長年教室で扱ってきた教材も,音読してみることで,先生の間での解釈の違いが浮き彫りになります。
 黙読では何となくわかった気になる文章も,声に出して読むことでわからないところや新しい解釈に気づきます。音読は教師自身の教材研究を深めることにもつながるのです。
「星の花が降るころに」を台本にしてみよう  
「星の花が降るころに」を台本にしてみよう
 いよいよメインのワークです。グループに分かれ,新教材「星の花が降るころに」を朗読台本にしてみます。
 初めて読む教材。心情や情景を,わいわいと議論しながら,台本に起こしていきます。「こんな台詞を付け加えてもいいのでは。」「ト書きに書いておこう。」「ナレーターは」……。どの先生も登場人物になりきって,具体的な場面や情景へと想像を広げています。
 いつしか,各グループで自然と朗読劇が始まり,教室が作品の世界に包まれました。
台本にして気づいたことは  
台本にして気づいたことは
 最後に,ワークショップを振り返ります。
「読み方に根拠をもたせるのが大事」「一度みんなで通読して,作品の世界に馴染んでからのほうがいい」など,現場の実態に即した意見が寄せられました。

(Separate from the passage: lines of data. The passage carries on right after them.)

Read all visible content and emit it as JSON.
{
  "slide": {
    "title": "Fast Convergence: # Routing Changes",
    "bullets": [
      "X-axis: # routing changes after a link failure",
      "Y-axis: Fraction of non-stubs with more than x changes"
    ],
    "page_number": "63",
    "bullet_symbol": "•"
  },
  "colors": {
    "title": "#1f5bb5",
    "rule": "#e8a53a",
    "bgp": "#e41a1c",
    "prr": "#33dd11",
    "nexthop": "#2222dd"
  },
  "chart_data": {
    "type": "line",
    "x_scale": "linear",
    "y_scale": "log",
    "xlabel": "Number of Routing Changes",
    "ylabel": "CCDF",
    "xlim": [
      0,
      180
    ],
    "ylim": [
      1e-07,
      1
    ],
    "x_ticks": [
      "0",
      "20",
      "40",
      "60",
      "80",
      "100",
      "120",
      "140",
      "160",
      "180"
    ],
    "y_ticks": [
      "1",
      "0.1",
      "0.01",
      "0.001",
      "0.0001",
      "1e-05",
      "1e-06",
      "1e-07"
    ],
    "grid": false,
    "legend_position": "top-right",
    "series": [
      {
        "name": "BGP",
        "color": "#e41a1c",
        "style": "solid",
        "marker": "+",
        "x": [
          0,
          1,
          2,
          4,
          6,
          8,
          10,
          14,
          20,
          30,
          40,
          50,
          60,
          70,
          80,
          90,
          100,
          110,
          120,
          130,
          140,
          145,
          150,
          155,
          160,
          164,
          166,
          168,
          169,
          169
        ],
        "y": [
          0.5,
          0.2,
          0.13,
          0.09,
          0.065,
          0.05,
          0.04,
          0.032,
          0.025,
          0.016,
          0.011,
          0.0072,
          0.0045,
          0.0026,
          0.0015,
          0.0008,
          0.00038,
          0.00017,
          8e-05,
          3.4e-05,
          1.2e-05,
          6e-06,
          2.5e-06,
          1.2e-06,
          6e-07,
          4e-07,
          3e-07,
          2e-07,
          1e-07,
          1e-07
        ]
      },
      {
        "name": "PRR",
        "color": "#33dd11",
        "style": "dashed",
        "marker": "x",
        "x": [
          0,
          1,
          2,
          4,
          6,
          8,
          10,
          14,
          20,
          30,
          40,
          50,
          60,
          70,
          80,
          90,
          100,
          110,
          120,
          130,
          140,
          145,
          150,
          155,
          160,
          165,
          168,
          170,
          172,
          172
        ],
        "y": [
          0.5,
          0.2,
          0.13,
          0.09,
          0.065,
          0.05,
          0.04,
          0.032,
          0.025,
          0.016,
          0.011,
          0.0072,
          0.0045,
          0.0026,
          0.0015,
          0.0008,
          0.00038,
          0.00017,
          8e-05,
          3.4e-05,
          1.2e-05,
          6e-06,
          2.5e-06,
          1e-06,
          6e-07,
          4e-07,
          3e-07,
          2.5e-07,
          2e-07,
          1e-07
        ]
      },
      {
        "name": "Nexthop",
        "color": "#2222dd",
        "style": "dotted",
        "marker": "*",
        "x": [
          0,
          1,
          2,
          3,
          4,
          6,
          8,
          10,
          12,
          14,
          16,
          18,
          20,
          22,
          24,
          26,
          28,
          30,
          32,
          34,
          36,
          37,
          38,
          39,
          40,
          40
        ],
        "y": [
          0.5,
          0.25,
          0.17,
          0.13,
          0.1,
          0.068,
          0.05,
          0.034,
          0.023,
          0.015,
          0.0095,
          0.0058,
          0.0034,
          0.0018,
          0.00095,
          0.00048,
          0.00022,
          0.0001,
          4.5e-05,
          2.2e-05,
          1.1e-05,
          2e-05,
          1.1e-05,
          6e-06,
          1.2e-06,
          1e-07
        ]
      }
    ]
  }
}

 宗我部先生からは,「通読の中で,朗読のときに注目させたいところに目を留めさせておく。」「作品の中で朗読を工夫するポイントを共通化しておくと評価につなげやすい」といったアドバイスがありました。
 授業化の方法が学べたのはもちろん,音読・朗読で教室は大いに活気づくということを実感したワークショップでした。
【講師の先生のひとこと】
宗我部義則先生  
宗我部義則先生
 「言語活動の重視」がキーワードの一つになっています。今回のワークショップでは,音読・朗読という言語活動を通して,読む力を育てる授業……という視点から,授業作りの発想や,効果的に言語活動を展開する視点からの教材研究や,声の指導のあり方をいっしょに考えました。
 実際に声を出しながら学び合うワークを楽しみつつ,朗読劇の台本化を通して,主体的な読みを引き出す授業について,参加者からも「こうしたら」「この辺がポイント」などの意見が出され,まさに体験をとおしての気づきに学び合う時間でした。私自身も先生方に学ぶことの多かったワークでした。